Net sales increased $1 million or 0.8% to $119.2 million for the second quarter of 2008, compared to $118.2 million for the second quarter of 2007. Net sales of our lines of Maple Grove Farms, Ortega and B&M increased $2.3 million, $1.5 million and $1.1 million. These increases were partially offset by a reduction in net sales of Cream of Wheat, Sa-són, Polaner and B&G of $1.8 million, $0.6 million, $0.6 million and $0.5 million.
Gross profit decreased $3.7 million for the second quarter of 2008 or 10.1% to $33.6 million from $37.3 million in the second quarter of 2007. Gross profit expressed as a percentage of net sales decreased 3.4% to 28.2% for the second quarter of 2008 from 31.6% in the second quarter of 2007. This decrease in gross profit expressed as a percentage in net sales was primarily due to increased spending on trade promotions and increased cost for wheat, maple syrup, corn, packaging, transportation and sweeteners.
Sales, marketing and distribution expenses decreased $1.1 million or 8.8% to $11.5 million for the second quarter of 2008, compared to $12.6 million for the second quarter of 2007. This decrease was primarily due to a decrease in consumer marketing of $0.7 million and a decrease in selling expenses of $0.6 million, offset by an increase in warehousing expense of $0.2 million. These expenses expressed as a percentage of net sales decreased to 9.6% in the second quarter of 2008 from 10.6% in the second quarter of 2007.
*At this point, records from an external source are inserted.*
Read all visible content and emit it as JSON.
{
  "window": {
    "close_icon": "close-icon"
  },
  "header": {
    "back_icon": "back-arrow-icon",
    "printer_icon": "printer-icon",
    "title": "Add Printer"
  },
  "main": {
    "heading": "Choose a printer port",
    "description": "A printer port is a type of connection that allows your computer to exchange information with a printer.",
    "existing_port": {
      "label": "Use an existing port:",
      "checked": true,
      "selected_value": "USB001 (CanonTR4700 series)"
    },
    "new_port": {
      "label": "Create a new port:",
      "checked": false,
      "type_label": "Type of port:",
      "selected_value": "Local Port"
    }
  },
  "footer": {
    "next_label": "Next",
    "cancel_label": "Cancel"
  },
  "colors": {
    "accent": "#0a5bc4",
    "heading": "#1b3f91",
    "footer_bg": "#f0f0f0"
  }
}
General and administrative expenses increased $0.3 million or 17.8% to $1.9 million for the second quarter of 2008, compared to $1.6 million in the second quarter of 2007. Excluding the impact of $800,000 insurance reimbursement received in the second quarter of 2007, general and administrative expenses decreased $0.5 million in the second quarter of 2008 as compared to the second quarter of 2007. This decrease primarily was the result of a decrease in professional fees of $0.3 million and compensation expense of $0.3 million.
Operating income decreased 13.7% to $18.6 million for the second quarter of 2008 from $21.5 million in the second quarter of 2007. Net interest expense decreased $2.6 million or 16.9% to $12.9 million for the second quarter of 2008, from $15.5 million in the second quarter of 2007.
Interest expense for the second quarter of 2007 included a write-off of deferred financing cost of $1.8 million relating to our prepayment of $100 million of term loan borrowings with a portion of the proceeds of our public offering of Class A common stock in May 2007. Our average debt outstanding was approximately $66.7 million lower for the second quarter of 2008, as compared to the second quarter of 2007.
Our EBITDA decreased 10% to $22.4 million for the second quarter of 2008, compared to $25 million in the second quarter of 2007. Earnings per share of Class A common stock was $0.10 for the second quarter of 2008. Capital expenditures for the second quarter of 2007 were $2.6 million and are $9 million year-to-year.
During the second half of 2008, we expect to incur an additional of $2 million in capital expenditures for a total of $11 million. This compares to capital expenditures spending of $7.8 million in the second half of 2007 for a full year total of $14.2 million in 2007.